Dr. Bankole Thompson, professor of criminal justice studies at EKU and a native of the West African country, along with four other renowned academicians and practitioners of international law, will be recognized as Fellows at a banquet on Monday, April 25. The award will be presented to these Sierra Leoneans and foreign nationals “who have excelled in the teaching, wider appreciation and dissemination of international law in Sierra Leone and the sub-region.”

While serving as a judge of the United Nations-backed Special Court for Sierra Leone, Thompson contributed significantly to the jurisprudence of that tribunal and thereby to international humanitarian and human rights law. He was one of eight judges appointed in 2002 to a three-year term on the special regional court, which was “empowered to try to punish all persons who carry the greatest responsibility for serious violations of international humanitarian law, human rights law and criminal law of Sierra Leone committed during a period of hostilities and rebel insurgency,” he said at the time of his appointment.

Beginning in 1991, fighting between the Sierra Leone government and the Revolutionary United Front resulted in tens of thousands of deaths and the displacement of more than 2 million people, more than one third of the country’s population.

Thompson, who joined the EKU faculty in 1995 and formerly served as dean of graduate studies, is the author of “The Constitutional History and Law of Sierra Leone (1961-95)” and “The Criminal Law of Sierra Leone,” as well as “American Criminal Procedures.”

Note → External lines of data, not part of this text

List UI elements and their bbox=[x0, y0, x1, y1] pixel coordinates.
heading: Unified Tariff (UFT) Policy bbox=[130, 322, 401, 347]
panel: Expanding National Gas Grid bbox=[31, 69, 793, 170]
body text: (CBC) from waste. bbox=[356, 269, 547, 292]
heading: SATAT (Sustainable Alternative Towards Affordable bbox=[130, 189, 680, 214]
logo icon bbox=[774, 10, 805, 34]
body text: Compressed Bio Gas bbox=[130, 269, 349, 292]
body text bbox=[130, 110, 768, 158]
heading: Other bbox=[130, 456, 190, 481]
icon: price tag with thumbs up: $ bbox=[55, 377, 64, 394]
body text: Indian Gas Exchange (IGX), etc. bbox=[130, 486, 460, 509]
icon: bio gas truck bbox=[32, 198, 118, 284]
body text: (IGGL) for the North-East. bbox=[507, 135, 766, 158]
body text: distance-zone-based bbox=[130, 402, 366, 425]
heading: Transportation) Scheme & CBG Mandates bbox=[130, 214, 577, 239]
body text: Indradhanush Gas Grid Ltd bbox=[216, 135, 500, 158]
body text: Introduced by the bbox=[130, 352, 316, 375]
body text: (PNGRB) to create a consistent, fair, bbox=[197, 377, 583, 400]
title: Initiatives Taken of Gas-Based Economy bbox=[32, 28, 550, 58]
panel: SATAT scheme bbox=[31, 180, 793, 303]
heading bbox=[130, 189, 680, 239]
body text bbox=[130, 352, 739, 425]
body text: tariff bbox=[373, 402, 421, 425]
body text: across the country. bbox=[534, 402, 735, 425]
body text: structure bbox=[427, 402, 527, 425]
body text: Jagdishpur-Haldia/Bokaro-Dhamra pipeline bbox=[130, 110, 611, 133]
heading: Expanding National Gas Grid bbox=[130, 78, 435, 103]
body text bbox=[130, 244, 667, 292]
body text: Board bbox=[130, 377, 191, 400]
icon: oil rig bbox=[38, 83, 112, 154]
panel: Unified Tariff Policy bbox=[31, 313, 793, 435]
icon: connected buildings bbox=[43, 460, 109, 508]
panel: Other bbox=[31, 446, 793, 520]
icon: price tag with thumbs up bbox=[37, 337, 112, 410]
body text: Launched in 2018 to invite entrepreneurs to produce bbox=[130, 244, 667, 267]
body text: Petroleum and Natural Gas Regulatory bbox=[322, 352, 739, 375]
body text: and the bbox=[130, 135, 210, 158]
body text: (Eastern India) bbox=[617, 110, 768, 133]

Sierra Leone, slightly smaller than South Carolina in size, borders the North Atlantic Ocean between Guinea and Liberia.

Prior to coming to the U.S., Thompson served as Principal State Attorney in Sierra Leone; Legal Officer for the Mano River Union, a West African economic group composed of Sierra Leone, Liberia and Guinea; and High Court Judge. He also was a founding member of the country’s Law Reform Commission and was the first African to hold the David Brennan Chair of Comparative Constitutional Law at the University of Akron Law School.

He earned bachelor’s and master’s degrees from Fourah Bay College (Sierra Leone), then affiliated with the University of Durham, and M.A., LL.B. and Ph.D. degrees from the University of Cambridge in Great Britain.